Deux questions reviennent constamment lorsqu’on travaille avec une paire de nombres : quel est le plus grand nombre qui les divise tous les deux, le PGCD, et quel est le plus petit nombre dont ils sont tous les deux des diviseurs, le PPCM ? Ces deux notions interviennent dans la simplification des fractions, les problèmes de cycles et les rapports d’engrenages.
Comment ça marche
La calculatrice détermine le PGCD à l’aide de l’algorithme d’Euclide : elle remplace successivement le plus grand nombre par le reste de sa division par le plus petit, jusqu’à ce que le reste soit nul.

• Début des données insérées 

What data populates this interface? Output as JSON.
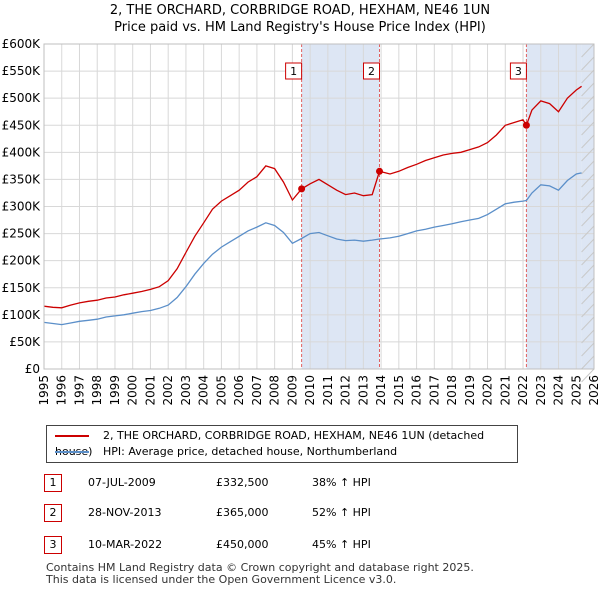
{
  "title_line1": "2, THE ORCHARD, CORBRIDGE ROAD, HEXHAM, NE46 1UN",
  "title_line2": "Price paid vs. HM Land Registry's House Price Index (HPI)",
  "legend": {
    "property": "2, THE ORCHARD, CORBRIDGE ROAD, HEXHAM, NE46 1UN (detached house)",
    "hpi": "HPI: Average price, detached house, Northumberland"
  },
  "sales": [
    {
      "num": "1",
      "date": "07-JUL-2009",
      "price": "£332,500",
      "hpi": "38% ↑ HPI"
    },
    {
      "num": "2",
      "date": "28-NOV-2013",
      "price": "£365,000",
      "hpi": "52% ↑ HPI"
    },
    {
      "num": "3",
      "date": "10-MAR-2022",
      "price": "£450,000",
      "hpi": "45% ↑ HPI"
    }
  ],
  "footer_line1": "Contains HM Land Registry data © Crown copyright and database right 2025.",
  "footer_line2": "This data is licensed under the Open Government Licence v3.0.",
  "chart_data": {
    "type": "line",
    "title": "2, THE ORCHARD, CORBRIDGE ROAD, HEXHAM, NE46 1UN\nPrice paid vs. HM Land Registry's House Price Index (HPI)",
    "xlim": [
      1995,
      2026
    ],
    "ylim": [
      0,
      600000
    ],
    "x_ticks": [
      "1995",
      "1996",
      "1997",
      "1998",
      "1999",
      "2000",
      "2001",
      "2002",
      "2003",
      "2004",
      "2005",
      "2006",
      "2007",
      "2008",
      "2009",
      "2010",
      "2011",
      "2012",
      "2013",
      "2014",
      "2015",
      "2016",
      "2017",
      "2018",
      "2019",
      "2020",
      "2021",
      "2022",
      "2023",
      "2024",
      "2025",
      "2026"
    ],
    "y_ticks": [
      {
        "value": 0,
        "label": "£0"
      },
      {
        "value": 50000,
        "label": "£50K"
      },
      {
        "value": 100000,
        "label": "£100K"
      },
      {
        "value": 150000,
        "label": "£150K"
      },
      {
        "value": 200000,
        "label": "£200K"
      },
      {
        "value": 250000,
        "label": "£250K"
      },
      {
        "value": 300000,
        "label": "£300K"
      },
      {
        "value": 350000,
        "label": "£350K"
      },
      {
        "value": 400000,
        "label": "£400K"
      },
      {
        "value": 450000,
        "label": "£450K"
      },
      {
        "value": 500000,
        "label": "£500K"
      },
      {
        "value": 550000,
        "label": "£550K"
      },
      {
        "value": 600000,
        "label": "£600K"
      }
    ],
    "grid": true,
    "colors": {
      "property": "#cc0000",
      "hpi": "#5b8fc9",
      "shade": "#dde6f4",
      "vline": "#e06060"
    },
    "series": [
      {
        "name": "2, THE ORCHARD, CORBRIDGE ROAD, HEXHAM, NE46 1UN (detached house)",
        "points": [
          [
            1995.0,
            116000
          ],
          [
            1995.5,
            114000
          ],
          [
            1996.0,
            113000
          ],
          [
            1996.5,
            118000
          ],
          [
            1997.0,
            122000
          ],
          [
            1997.5,
            125000
          ],
          [
            1998.0,
            127000
          ],
          [
            1998.5,
            131000
          ],
          [
            1999.0,
            133000
          ],
          [
            1999.5,
            137000
          ],
          [
            2000.0,
            140000
          ],
          [
            2000.5,
            143000
          ],
          [
            2001.0,
            147000
          ],
          [
            2001.5,
            152000
          ],
          [
            2002.0,
            163000
          ],
          [
            2002.5,
            185000
          ],
          [
            2003.0,
            215000
          ],
          [
            2003.5,
            245000
          ],
          [
            2004.0,
            270000
          ],
          [
            2004.5,
            295000
          ],
          [
            2005.0,
            310000
          ],
          [
            2005.5,
            320000
          ],
          [
            2006.0,
            330000
          ],
          [
            2006.5,
            345000
          ],
          [
            2007.0,
            355000
          ],
          [
            2007.5,
            375000
          ],
          [
            2008.0,
            370000
          ],
          [
            2008.5,
            345000
          ],
          [
            2009.0,
            312000
          ],
          [
            2009.52,
            332500
          ],
          [
            2010.0,
            342000
          ],
          [
            2010.5,
            350000
          ],
          [
            2011.0,
            340000
          ],
          [
            2011.5,
            330000
          ],
          [
            2012.0,
            322000
          ],
          [
            2012.5,
            325000
          ],
          [
            2013.0,
            320000
          ],
          [
            2013.5,
            322000
          ],
          [
            2013.91,
            365000
          ],
          [
            2014.5,
            360000
          ],
          [
            2015.0,
            365000
          ],
          [
            2015.5,
            372000
          ],
          [
            2016.0,
            378000
          ],
          [
            2016.5,
            385000
          ],
          [
            2017.0,
            390000
          ],
          [
            2017.5,
            395000
          ],
          [
            2018.0,
            398000
          ],
          [
            2018.5,
            400000
          ],
          [
            2019.0,
            405000
          ],
          [
            2019.5,
            410000
          ],
          [
            2020.0,
            418000
          ],
          [
            2020.5,
            432000
          ],
          [
            2021.0,
            450000
          ],
          [
            2021.5,
            455000
          ],
          [
            2022.0,
            460000
          ],
          [
            2022.19,
            450000
          ],
          [
            2022.5,
            478000
          ],
          [
            2023.0,
            495000
          ],
          [
            2023.5,
            490000
          ],
          [
            2024.0,
            475000
          ],
          [
            2024.5,
            500000
          ],
          [
            2025.0,
            515000
          ],
          [
            2025.3,
            522000
          ]
        ]
      },
      {
        "name": "HPI: Average price, detached house, Northumberland",
        "points": [
          [
            1995.0,
            86000
          ],
          [
            1995.5,
            84000
          ],
          [
            1996.0,
            82000
          ],
          [
            1996.5,
            85000
          ],
          [
            1997.0,
            88000
          ],
          [
            1997.5,
            90000
          ],
          [
            1998.0,
            92000
          ],
          [
            1998.5,
            96000
          ],
          [
            1999.0,
            98000
          ],
          [
            1999.5,
            100000
          ],
          [
            2000.0,
            103000
          ],
          [
            2000.5,
            106000
          ],
          [
            2001.0,
            108000
          ],
          [
            2001.5,
            112000
          ],
          [
            2002.0,
            118000
          ],
          [
            2002.5,
            132000
          ],
          [
            2003.0,
            152000
          ],
          [
            2003.5,
            175000
          ],
          [
            2004.0,
            195000
          ],
          [
            2004.5,
            212000
          ],
          [
            2005.0,
            225000
          ],
          [
            2005.5,
            235000
          ],
          [
            2006.0,
            245000
          ],
          [
            2006.5,
            255000
          ],
          [
            2007.0,
            262000
          ],
          [
            2007.5,
            270000
          ],
          [
            2008.0,
            265000
          ],
          [
            2008.5,
            252000
          ],
          [
            2009.0,
            232000
          ],
          [
            2009.52,
            241000
          ],
          [
            2010.0,
            250000
          ],
          [
            2010.5,
            252000
          ],
          [
            2011.0,
            246000
          ],
          [
            2011.5,
            240000
          ],
          [
            2012.0,
            237000
          ],
          [
            2012.5,
            238000
          ],
          [
            2013.0,
            236000
          ],
          [
            2013.5,
            238000
          ],
          [
            2013.91,
            240000
          ],
          [
            2014.5,
            242000
          ],
          [
            2015.0,
            245000
          ],
          [
            2015.5,
            250000
          ],
          [
            2016.0,
            255000
          ],
          [
            2016.5,
            258000
          ],
          [
            2017.0,
            262000
          ],
          [
            2017.5,
            265000
          ],
          [
            2018.0,
            268000
          ],
          [
            2018.5,
            272000
          ],
          [
            2019.0,
            275000
          ],
          [
            2019.5,
            278000
          ],
          [
            2020.0,
            285000
          ],
          [
            2020.5,
            295000
          ],
          [
            2021.0,
            305000
          ],
          [
            2021.5,
            308000
          ],
          [
            2022.0,
            310000
          ],
          [
            2022.19,
            311000
          ],
          [
            2022.5,
            325000
          ],
          [
            2023.0,
            340000
          ],
          [
            2023.5,
            338000
          ],
          [
            2024.0,
            330000
          ],
          [
            2024.5,
            348000
          ],
          [
            2025.0,
            360000
          ],
          [
            2025.3,
            362000
          ]
        ]
      }
    ],
    "sale_markers": [
      {
        "label": "1",
        "x": 2009.52,
        "y": 332500
      },
      {
        "label": "2",
        "x": 2013.91,
        "y": 365000
      },
      {
        "label": "3",
        "x": 2022.19,
        "y": 450000
      }
    ],
    "shaded_ranges": [
      [
        2009.52,
        2013.91
      ],
      [
        2022.19,
        2025.3
      ],
      [
        2025.3,
        2026
      ]
    ]
  }
}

Elle calcule ensuite le PPCM grâce à la relation reliant les deux valeurs.
La formule
Algorithme d’Euclide : PGCD(a, b) = PGCD(b, a mod b), jusqu’à ce que b soit égal à zéro. Il s’agit de l’un des plus anciens algorithmes encore utilisés quotidiennement, décrit vers 300 avant notre ère.
Exemple détaillé
Pour 36 et 60 : 60 mod 36 = 24, 36 mod 24 = 12 et 24 mod 12 = 0. Le PGCD est donc égal à 12, et le PPCM vaut 36 × 60 ÷ 12 = 180.
Questions fréquentes
À quoi sert concrètement le PPCM ?
Il sert à déterminer quand plusieurs cycles se rencontrent. Si un bus passe toutes les 36 minutes et un autre toutes les 60 minutes, ils passeront ensemble toutes les PPCM(36,60) = 180 minutes. Le même raisonnement s’applique aux calendriers de maintenance, aux engrenages et aux dénominateurs communs.
Que signifie un PGCD égal à 1 ?
Cela signifie que les deux nombres sont premiers entre eux : ils ne possèdent aucun facteur commun autre que 1. Une fraction formée avec ces deux nombres est déjà irréductible, et leur PPCM est simplement égal à leur produit.
Comment le PGCD permet-il de simplifier une fraction ?
Il suffit de diviser le numérateur et le dénominateur par leur PGCD. Par exemple, pour 36/60, le PGCD est 12 : en divisant les deux termes par 12, on obtient immédiatement 3/5.
Les valeurs saisies doivent être des nombres entiers. Pour les nombres négatifs, le PGCD et le PPCM sont généralement exprimés sous forme positive.